AをBのようにして

thetazuo

Senior Member
Chinese - China
ポケットからカロリーメイトを出してしゃがんで差し出すと、アメは器用に前足を両手のようにして受け取る。「えらい!」と、がつがつと食べる背中に声をかける

Hi. For the bold part, is A を B のようにして a fixed pattern that is the same as A を B にして which means “use A as B”?

By the way, does the underlined part mean “I said to the back of アメ (name of the cat)”, which is the same as に言う?
Thank you.
 
  • thetazuo

    Senior Member
    Chinese - China
    Thank you, Sola-san.
    A を B のようにして使う is a fixed pattern which means "use A like B."
    A を B して使う is a fixed pattern which means “use A as B.”
    A を B にして使う is a fixed pattern which means “use A as B," "use A instead of B," "use A, regarding A as B."
    But why do you add 使う? Doesn’t A を B のようにして already mean "use A like B."?
     

    thetazuo

    Senior Member
    Chinese - China
    Thank you again.
    I'm sorry, but I don't understand.

    AをBのようにして演奏する =play A as B
    葉っぱを笛のようにして演奏する

    AをBのようにしてもてなす=treat A as B
    乞食を、王様のようにしてもてなす

    AをBのようにしてかざる=decorate A as B
    石ころを宝物のようにして飾る
    Sorry for not being clear. But your examples are not parallel with my op example. In your pattern AをBのようにして+verb, A is the object of the verb. But in my example, 前足 is not the object of 受け取る, whose object should be カロリーメイト.
    That’s why I think A を B のようにして might be the same as A を B にして. So my sentence in question should mean “the cat received my calorie mate using his forepaws as if they were two hands”. Does it make sense?
     

    Yokozuna

    Member
    Japanese
    >Doesn’t A を B のようにして already mean "use A like B."?
    That is right in this case, '前足を両手のようにする' makes sense, and equals " use its forepaws as its hands."
    But in general, 'A を B のようにする' just means 'treat A like B.'
    If you put 前足 in A and 両手 in B, it means 'use 前足 as 両手,' because it's obvious what you do with 両手 is to use them.
    But if you put other words in A and B, 'ようにする' doesn't always mean 'use.'

    前足を両手のようにして使うis also correct and almost the same as 前足を両手のようにする, but it puts more emphasis on "using" .
    And in your example, 前足を両手のようにして(カロリーメイトを)受け取る, you cannot use two objects for one verb 'して(する).'
    Also, 'して' alone doesn't mean receiving an object, so you need another verb 受け取る.

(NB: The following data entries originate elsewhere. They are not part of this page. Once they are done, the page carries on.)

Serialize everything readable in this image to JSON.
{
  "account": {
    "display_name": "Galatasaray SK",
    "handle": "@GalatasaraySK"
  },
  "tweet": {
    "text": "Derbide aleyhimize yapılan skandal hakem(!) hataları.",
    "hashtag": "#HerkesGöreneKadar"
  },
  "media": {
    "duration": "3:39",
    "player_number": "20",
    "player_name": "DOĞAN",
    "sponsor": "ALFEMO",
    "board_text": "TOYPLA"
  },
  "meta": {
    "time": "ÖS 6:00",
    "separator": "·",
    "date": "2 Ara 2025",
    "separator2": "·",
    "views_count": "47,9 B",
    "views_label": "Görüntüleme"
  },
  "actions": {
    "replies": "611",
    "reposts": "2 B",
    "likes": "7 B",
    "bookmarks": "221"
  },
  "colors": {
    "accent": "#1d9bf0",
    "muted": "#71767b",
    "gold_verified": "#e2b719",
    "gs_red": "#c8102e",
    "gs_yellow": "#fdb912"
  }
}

    '前足を両手にする' is not correct formally; it sounds like the cat really changed its forepaws into hands.
    Some Japanese people might use前足を両手にするin daily conversation, but 前足を両手のようにする sounds more natural.

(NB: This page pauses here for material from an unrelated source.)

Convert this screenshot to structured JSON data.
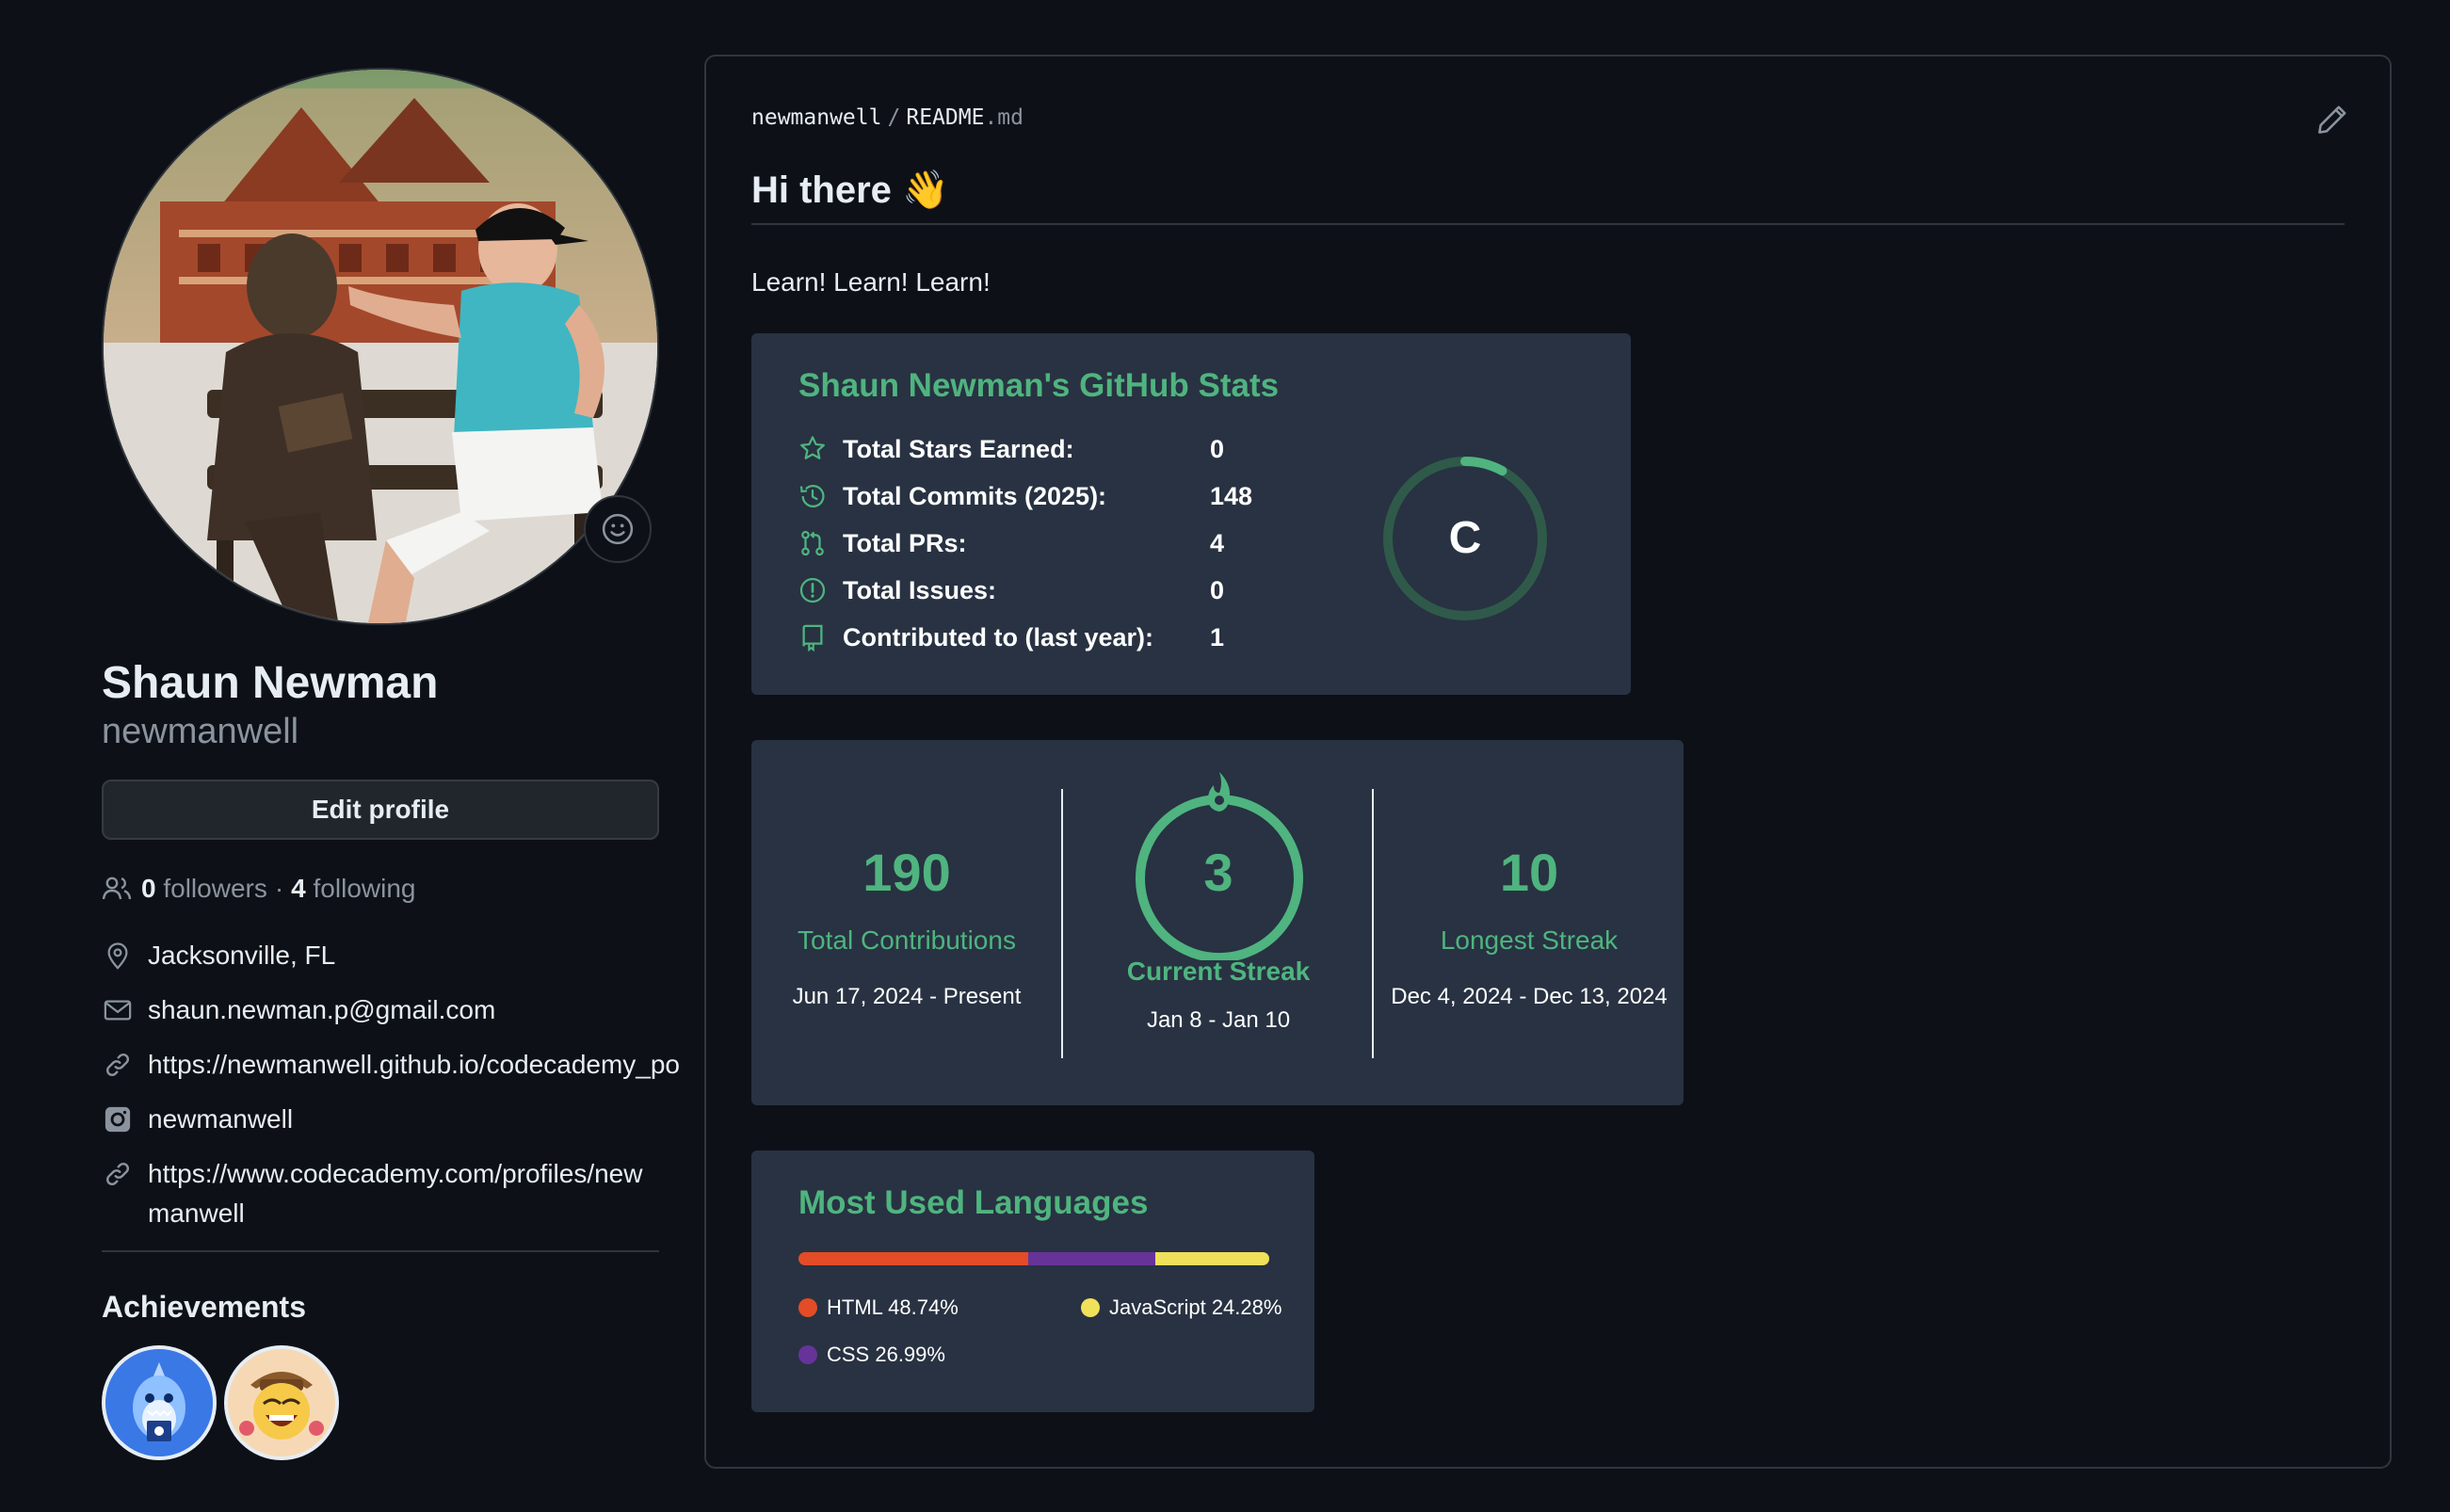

    >“I said to the back of アメ (name of the cat),” which is the same as に言う?
    Yes, 'に声をかける' is almost the same as に言う.
    But 'に言う' is a little bit broader, just means 'say something to.'

    We use '声をかける,'
    1. When we start talking to.
    2. When we invite somebody for something (ex. for lunch).
    3. When we give somebody a greeting or cheering.
    The core meaning of '声をかける' is No.1.
    No.2 and No.3 are its derivatives.
    I think the No.3 suits your case.